Finisce il decennio di Alberoni al Centro Sperimentale di Cinematografia: finalmente una buona notizia per il cinema italiano. E’ una specie di 25 luglio quello che si vive in queste ore, dopo la notizia della nomina di Stefano Rulli alla presidenza della più prestigiosa scuola di cinema d’Italia. Da dieci anni, sotto una patina peraltro sempre più sbiadita di efficientismo Berlusconi-style, il Centro era intorpidito in un clima di rassegnazione che faceva presagire un magro destino. Due mesi fa, infatti, il governo aveva provato a ridisegnare con la spending review l’assetto del Centro Sperimentale immaginandolo come un Istituto Centrale dipendente dal Ministero dei Beni Culturali e privandolo di fatto della Cineteca, che sarebbe passata al Luce. Poi, in sede di conversione del decreto, la marcia indietro del governo. E oggi la nomina che sembra aprire una nuova era.

Rulli è un uomo di cinema completo: già critico militante, è uno dei migliori sceneggiatori italiani (tra l’altro di Amelio, Bellocchio, Giordana, Luchetti) ed è il presidente dei 100 autori. La scelta di Ornaghi è dunque felice, e le prime parole del neo-presidente, che si dice pronto a ripensare i modelli formativi per adeguarli alle nuove esigenze del cinema, lasciano ben sperare. Ma il Centro Sperimentale non è solo il presidente: ci sono molti dirigenti che potrebbero essere agevolmente ridotti (solo loro costano più di un milione degli undici milioni e mezzo di bilancio del Centro!), ci sono servizi che andrebbero ripensati dalle fondamenta per fare del Centro Sperimentale la vera fucina non solo delle nuove leve professionali del cinema – è questa la sua mission principale – ma anche della vita cinematografica nel suo complesso, nel momento in cui il cinema sta cambiando pelle sotto tutti i punti di vista (il Centro non ha da dire nulla su fenomeni come Youtube o sulle smart cities? E come pensa di gestire la Cineteca il prossimo passaggio al digitale?).
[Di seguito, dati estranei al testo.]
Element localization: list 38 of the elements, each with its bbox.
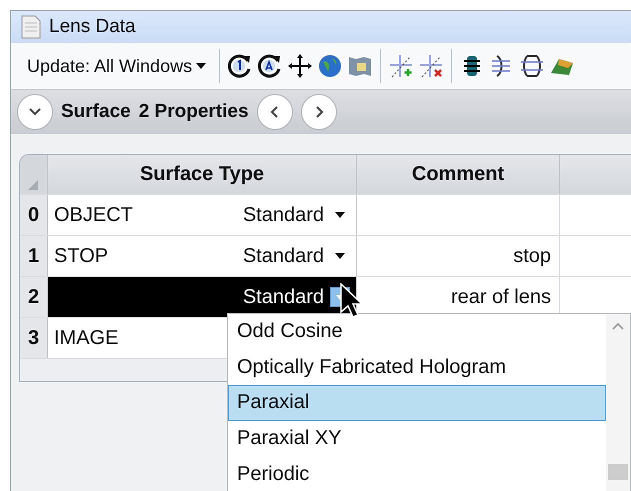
chevron-right-icon [314, 105, 324, 119]
column-header[interactable]: Surface Type [48, 155, 357, 194]
surface-type: Standard [242, 204, 324, 226]
surface-name: STOP [54, 244, 108, 268]
dropdown-option[interactable]: Periodic [228, 456, 606, 491]
element-icon[interactable] [519, 53, 546, 79]
comment-text: stop [513, 244, 551, 268]
window-title: Lens Data [49, 16, 136, 38]
column-header[interactable]: Comment [357, 155, 560, 194]
surface-type: Standard [242, 244, 324, 268]
surface-type-cell[interactable]: Standard [48, 277, 357, 317]
row-number: 3 [20, 318, 48, 358]
comment-text: rear of lens [450, 286, 551, 308]
delete-surface-icon[interactable] [418, 53, 444, 79]
properties-label: 2 Properties [138, 101, 249, 123]
chevron-down-icon [28, 107, 42, 117]
dropdown-option[interactable]: Paraxial XY [228, 420, 606, 456]
row-number: 1 [20, 236, 48, 276]
caret-icon [196, 63, 206, 69]
refresh-icon[interactable] [227, 53, 254, 79]
move-icon[interactable] [287, 53, 314, 79]
scrollbar-thumb[interactable] [608, 464, 628, 480]
scroll-up-icon[interactable] [611, 322, 625, 331]
globe-icon[interactable] [317, 53, 344, 79]
surface-type-cell[interactable]: OBJECT Standard [48, 195, 357, 235]
add-surface-icon[interactable] [388, 53, 414, 79]
document-icon [21, 15, 41, 39]
update-dropdown[interactable]: Update: All Windows [27, 56, 212, 76]
row-number: 0 [20, 195, 48, 235]
refresh-all-icon[interactable] [257, 53, 284, 79]
surface-type-cell[interactable]: STOP Standard [48, 236, 357, 276]
dropdown-option[interactable]: Paraxial [228, 385, 606, 421]
row-number: 2 [20, 277, 48, 317]
surface-name: OBJECT [54, 204, 133, 226]
surface-type: Standard [242, 286, 324, 308]
section-label: Surface [61, 101, 131, 123]
surface-name: IMAGE [54, 326, 118, 350]
chevron-left-icon [270, 105, 280, 119]
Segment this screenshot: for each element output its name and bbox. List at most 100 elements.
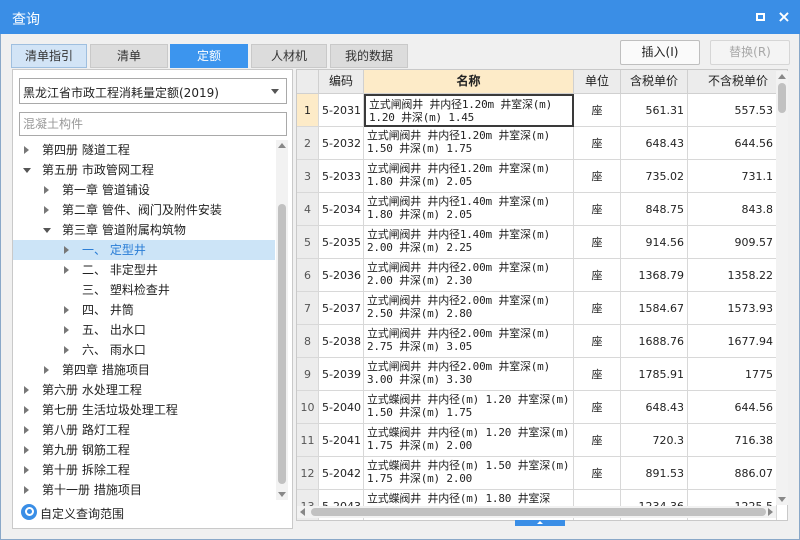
unit-cell[interactable]: 座: [574, 358, 621, 391]
replace-button[interactable]: 替换(R): [710, 40, 790, 65]
code-cell[interactable]: 5-2042: [319, 457, 364, 490]
tax-price-cell[interactable]: 720.3: [621, 424, 688, 457]
tax-price-cell[interactable]: 1368.79: [621, 259, 688, 292]
tab-list-guide[interactable]: 清单指引: [11, 44, 87, 68]
scroll-left-icon[interactable]: [300, 508, 305, 516]
notax-price-cell[interactable]: 1677.94: [688, 325, 777, 358]
tree-scrollbar[interactable]: [276, 140, 288, 500]
tree-node[interactable]: 三、 塑料检查井: [13, 280, 275, 300]
expand-closed-icon[interactable]: [22, 480, 32, 500]
tab-my-data[interactable]: 我的数据: [330, 44, 408, 68]
name-cell[interactable]: 立式蝶阀井 井内径(m) 1.50 井室深(m) 1.75 井深(m) 2.00: [364, 457, 574, 490]
table-row[interactable]: 2 5-2032 立式闸阀井 井内径1.20m 井室深(m) 1.50 井深(m) …: [297, 127, 787, 160]
collapse-handle[interactable]: [515, 520, 565, 526]
tree-node[interactable]: 第八册 路灯工程: [13, 420, 275, 440]
row-number-cell[interactable]: 1: [297, 94, 319, 127]
tree-node[interactable]: 第三章 管道附属构筑物: [13, 220, 275, 240]
notax-price-cell[interactable]: 557.53: [688, 94, 777, 127]
expand-closed-icon[interactable]: [22, 460, 32, 480]
code-cell[interactable]: 5-2032: [319, 127, 364, 160]
code-cell[interactable]: 5-2041: [319, 424, 364, 457]
expand-open-icon[interactable]: [42, 220, 52, 240]
scroll-thumb[interactable]: [311, 508, 766, 516]
tree-node[interactable]: 第七册 生活垃圾处理工程: [13, 400, 275, 420]
expand-closed-icon[interactable]: [22, 140, 32, 160]
code-cell[interactable]: 5-2039: [319, 358, 364, 391]
notax-price-cell[interactable]: 1775: [688, 358, 777, 391]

Per far questo occorrono poche ma serie misure capaci di imprimere alla gestione del Centro una decisa svolta: ci vuole un Consiglio d’amministrazione i cui membri non siano succubi dei partiti (e i primi nomi che circolano fanno ben sperare), ci vuole un Comitato scientifico che faccia di questa bellissima e gloriosa istituzione un fiore all’occhiello della cultura italiana e non soltanto un carrozzone slabbrato, ci vuole una dirigenza essenziale ma davvero guidata da un progetto culturale forte, in grado di riorganizzare la vita interna dei diversi settori. Ci vuole soprattutto una capacità di immaginare il cinema non con gli occhi rivolti al passato né soltanto con la mano al portafogli, ma con la fiducia nel gesto creativo e un po’ folle, come diceva François Truffaut, che lo anima.